Wildlife activist Rana Purohit said: “The Scheduled Tribes and Other Traditional Forest Dwellers (Recognition of Forest Rights) Act, 2006, doesn’t give any right to hunt or trap or extract body parts of wild animals. The culprits must be punished under the Wildlife Protection Act.”

Foresters said tribal hunters, mainly from the nearby Aajulsuli village who were celebrating the ongoing hunting festival, killed the tiger. Officials suspect Badal Hansda and Bablu Hansda, who came face-to-face with the tiger inside the forest when it was gorging on a wild boar and hurled the spear, wounding it fatally.

The two hunters, too, were injured. A post-mortem report revealed the animal was also hit several times on the head with a blunt object. As a result, its scull was broken. The viscera report is awaited.

The tiger’s carcass, which weighed around 220 kg, was brought to Garbeta’s Arabari forest where it was cremated in Hindu way of rituals. A procession was taken out in the village of Arabari forest area on Friday night and the big cat was consigned to flames.

The tiger, apparently fleeing from Simlipal forest, was found loitering in Junglemahal ~ once a Maoists citadel in Bengal. It travelled from Lalgarh to Jharkgram and then to Bankura.

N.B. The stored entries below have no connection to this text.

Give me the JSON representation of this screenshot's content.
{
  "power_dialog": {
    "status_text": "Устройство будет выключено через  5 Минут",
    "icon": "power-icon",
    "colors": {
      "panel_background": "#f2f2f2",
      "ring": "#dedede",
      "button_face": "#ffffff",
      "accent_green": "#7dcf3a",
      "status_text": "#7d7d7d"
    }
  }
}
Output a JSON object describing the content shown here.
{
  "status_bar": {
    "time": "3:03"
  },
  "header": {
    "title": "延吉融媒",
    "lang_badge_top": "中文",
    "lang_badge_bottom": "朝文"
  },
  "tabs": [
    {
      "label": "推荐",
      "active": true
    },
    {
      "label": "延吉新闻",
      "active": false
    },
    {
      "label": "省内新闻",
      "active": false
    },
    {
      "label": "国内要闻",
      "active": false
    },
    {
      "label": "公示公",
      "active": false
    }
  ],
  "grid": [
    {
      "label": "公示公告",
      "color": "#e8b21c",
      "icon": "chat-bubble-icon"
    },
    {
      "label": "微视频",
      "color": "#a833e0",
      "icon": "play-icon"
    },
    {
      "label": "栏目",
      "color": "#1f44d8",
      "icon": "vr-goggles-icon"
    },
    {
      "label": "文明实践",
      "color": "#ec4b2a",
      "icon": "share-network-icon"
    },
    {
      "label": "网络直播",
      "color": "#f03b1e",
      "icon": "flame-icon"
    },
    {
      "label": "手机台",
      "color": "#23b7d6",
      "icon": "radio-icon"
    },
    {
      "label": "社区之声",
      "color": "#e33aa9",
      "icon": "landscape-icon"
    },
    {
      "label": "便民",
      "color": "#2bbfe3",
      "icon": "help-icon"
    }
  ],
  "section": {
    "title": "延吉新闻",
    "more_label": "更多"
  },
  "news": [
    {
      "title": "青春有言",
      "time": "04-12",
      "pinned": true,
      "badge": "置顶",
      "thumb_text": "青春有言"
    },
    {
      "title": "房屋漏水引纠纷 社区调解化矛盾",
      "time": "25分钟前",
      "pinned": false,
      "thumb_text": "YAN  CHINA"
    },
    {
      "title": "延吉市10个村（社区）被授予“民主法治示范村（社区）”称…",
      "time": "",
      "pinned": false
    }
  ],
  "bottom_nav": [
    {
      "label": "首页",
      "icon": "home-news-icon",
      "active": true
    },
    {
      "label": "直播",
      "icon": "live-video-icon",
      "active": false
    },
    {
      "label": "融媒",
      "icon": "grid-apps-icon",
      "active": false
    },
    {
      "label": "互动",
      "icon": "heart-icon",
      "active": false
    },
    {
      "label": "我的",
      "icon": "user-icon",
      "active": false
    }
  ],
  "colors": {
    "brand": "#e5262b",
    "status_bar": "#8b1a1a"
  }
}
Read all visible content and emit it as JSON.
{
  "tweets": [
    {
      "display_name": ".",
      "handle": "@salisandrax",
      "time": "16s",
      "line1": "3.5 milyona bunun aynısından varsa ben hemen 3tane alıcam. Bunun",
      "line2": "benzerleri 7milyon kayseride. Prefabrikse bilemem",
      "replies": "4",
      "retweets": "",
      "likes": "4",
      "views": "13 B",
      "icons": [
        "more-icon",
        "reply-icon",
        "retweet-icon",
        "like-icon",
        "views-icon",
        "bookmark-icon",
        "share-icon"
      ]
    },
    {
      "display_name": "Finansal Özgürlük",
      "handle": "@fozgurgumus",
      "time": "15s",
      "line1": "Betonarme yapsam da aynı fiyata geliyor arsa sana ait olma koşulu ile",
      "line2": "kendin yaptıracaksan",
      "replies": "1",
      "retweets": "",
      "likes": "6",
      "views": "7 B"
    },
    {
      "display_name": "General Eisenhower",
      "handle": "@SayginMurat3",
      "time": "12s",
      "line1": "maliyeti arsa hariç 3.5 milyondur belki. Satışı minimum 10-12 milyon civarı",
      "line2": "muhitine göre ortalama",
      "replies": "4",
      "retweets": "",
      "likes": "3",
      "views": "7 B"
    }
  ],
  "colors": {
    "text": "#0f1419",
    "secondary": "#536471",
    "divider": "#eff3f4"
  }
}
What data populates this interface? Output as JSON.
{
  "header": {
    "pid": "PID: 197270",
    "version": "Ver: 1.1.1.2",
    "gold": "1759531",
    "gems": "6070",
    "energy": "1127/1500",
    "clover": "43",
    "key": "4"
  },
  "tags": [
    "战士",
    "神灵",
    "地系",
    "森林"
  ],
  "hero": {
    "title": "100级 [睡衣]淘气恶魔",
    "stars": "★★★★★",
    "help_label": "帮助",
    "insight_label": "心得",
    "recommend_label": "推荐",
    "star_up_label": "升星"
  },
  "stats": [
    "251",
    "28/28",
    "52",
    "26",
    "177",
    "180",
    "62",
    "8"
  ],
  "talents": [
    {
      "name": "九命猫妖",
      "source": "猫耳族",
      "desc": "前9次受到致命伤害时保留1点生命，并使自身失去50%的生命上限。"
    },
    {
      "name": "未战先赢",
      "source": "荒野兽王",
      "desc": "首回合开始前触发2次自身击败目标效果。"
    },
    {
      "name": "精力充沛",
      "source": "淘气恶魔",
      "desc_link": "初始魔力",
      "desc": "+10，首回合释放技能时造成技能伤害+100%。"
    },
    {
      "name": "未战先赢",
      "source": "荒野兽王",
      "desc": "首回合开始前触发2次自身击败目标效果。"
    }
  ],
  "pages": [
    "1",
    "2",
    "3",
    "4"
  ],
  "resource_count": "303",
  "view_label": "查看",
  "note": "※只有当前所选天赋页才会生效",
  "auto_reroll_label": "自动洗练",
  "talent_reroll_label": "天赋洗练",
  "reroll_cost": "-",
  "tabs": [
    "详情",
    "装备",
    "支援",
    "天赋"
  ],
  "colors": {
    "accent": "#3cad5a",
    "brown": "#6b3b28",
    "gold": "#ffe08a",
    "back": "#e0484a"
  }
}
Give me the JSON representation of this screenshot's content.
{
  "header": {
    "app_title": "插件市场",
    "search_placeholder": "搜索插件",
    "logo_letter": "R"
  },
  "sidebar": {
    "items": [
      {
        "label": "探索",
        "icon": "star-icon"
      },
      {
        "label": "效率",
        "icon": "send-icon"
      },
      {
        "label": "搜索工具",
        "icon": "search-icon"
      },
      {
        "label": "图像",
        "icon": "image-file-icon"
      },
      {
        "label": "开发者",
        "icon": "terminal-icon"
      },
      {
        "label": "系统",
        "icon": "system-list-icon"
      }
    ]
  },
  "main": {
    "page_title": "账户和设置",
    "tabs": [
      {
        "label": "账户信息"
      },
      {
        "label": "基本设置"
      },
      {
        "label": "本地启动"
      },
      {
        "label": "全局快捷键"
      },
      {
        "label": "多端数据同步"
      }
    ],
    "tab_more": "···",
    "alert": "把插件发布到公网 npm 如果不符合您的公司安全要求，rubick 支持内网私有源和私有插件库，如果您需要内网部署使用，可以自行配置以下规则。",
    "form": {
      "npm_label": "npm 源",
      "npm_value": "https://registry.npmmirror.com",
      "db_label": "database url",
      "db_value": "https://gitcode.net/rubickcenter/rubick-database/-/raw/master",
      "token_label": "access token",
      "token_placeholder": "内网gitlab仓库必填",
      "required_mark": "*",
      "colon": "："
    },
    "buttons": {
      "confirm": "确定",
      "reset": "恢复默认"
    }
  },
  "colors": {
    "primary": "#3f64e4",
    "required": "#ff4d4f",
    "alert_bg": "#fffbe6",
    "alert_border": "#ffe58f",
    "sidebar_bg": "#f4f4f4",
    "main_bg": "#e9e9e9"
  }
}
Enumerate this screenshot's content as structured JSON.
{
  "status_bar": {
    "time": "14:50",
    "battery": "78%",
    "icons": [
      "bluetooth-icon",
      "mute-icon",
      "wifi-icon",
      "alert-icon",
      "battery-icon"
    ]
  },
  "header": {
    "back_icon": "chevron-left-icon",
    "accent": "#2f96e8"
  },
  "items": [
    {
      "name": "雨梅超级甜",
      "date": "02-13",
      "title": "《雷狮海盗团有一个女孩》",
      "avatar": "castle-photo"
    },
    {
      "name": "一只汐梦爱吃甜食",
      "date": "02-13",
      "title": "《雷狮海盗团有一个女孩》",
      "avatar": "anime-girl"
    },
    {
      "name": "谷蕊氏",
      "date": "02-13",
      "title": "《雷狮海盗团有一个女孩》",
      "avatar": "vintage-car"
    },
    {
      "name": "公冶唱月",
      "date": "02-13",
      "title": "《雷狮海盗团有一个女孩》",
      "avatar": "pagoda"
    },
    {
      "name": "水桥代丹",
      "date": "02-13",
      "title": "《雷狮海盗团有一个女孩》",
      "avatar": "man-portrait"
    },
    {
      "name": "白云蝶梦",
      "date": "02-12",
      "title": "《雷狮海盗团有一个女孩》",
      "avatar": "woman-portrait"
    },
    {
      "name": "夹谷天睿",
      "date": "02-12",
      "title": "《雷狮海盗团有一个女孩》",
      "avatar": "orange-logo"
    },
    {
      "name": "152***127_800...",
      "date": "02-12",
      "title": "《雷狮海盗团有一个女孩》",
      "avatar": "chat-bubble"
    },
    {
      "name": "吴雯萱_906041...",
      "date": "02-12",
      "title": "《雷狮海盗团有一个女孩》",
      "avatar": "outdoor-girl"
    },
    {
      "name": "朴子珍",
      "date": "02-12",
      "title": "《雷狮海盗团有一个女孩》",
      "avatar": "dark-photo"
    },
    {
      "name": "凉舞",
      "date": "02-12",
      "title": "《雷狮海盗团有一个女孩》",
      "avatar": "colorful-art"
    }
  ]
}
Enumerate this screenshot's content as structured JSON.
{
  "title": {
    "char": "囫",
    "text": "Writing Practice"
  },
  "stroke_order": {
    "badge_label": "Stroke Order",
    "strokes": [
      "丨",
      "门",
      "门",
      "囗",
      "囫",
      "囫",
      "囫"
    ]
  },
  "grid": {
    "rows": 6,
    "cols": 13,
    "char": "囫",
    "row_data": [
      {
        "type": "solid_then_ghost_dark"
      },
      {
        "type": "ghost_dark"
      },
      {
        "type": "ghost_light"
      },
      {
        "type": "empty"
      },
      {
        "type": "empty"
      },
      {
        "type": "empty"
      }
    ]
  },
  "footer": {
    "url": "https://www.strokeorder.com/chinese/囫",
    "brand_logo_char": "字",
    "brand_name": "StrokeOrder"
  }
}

The forest department had been trying to net the tiger for last two months laying all kind of traps. It installed a CCTV camera in the forest and even used camera-fitted drone at different parts of the forest to catch the tiger.

These had created immense fear in the minds of people, mostly adivasis, living inside the forests. Children could not go out to schools during day time. Many stopped entering the forests for work. The tiger’s roaming left them completely dismayed and confined into their thatched hut.

A few brave people, however, went deep into the forest to bring their daily items for business. Some of them saw the tiger and a couple of them were scratched by its paws.

That none was killed by the tiger despite they came-face-to-face each other pointed to the fact that the tiger was tired, and even lost strength to hunt and perhaps had an eyesight problem.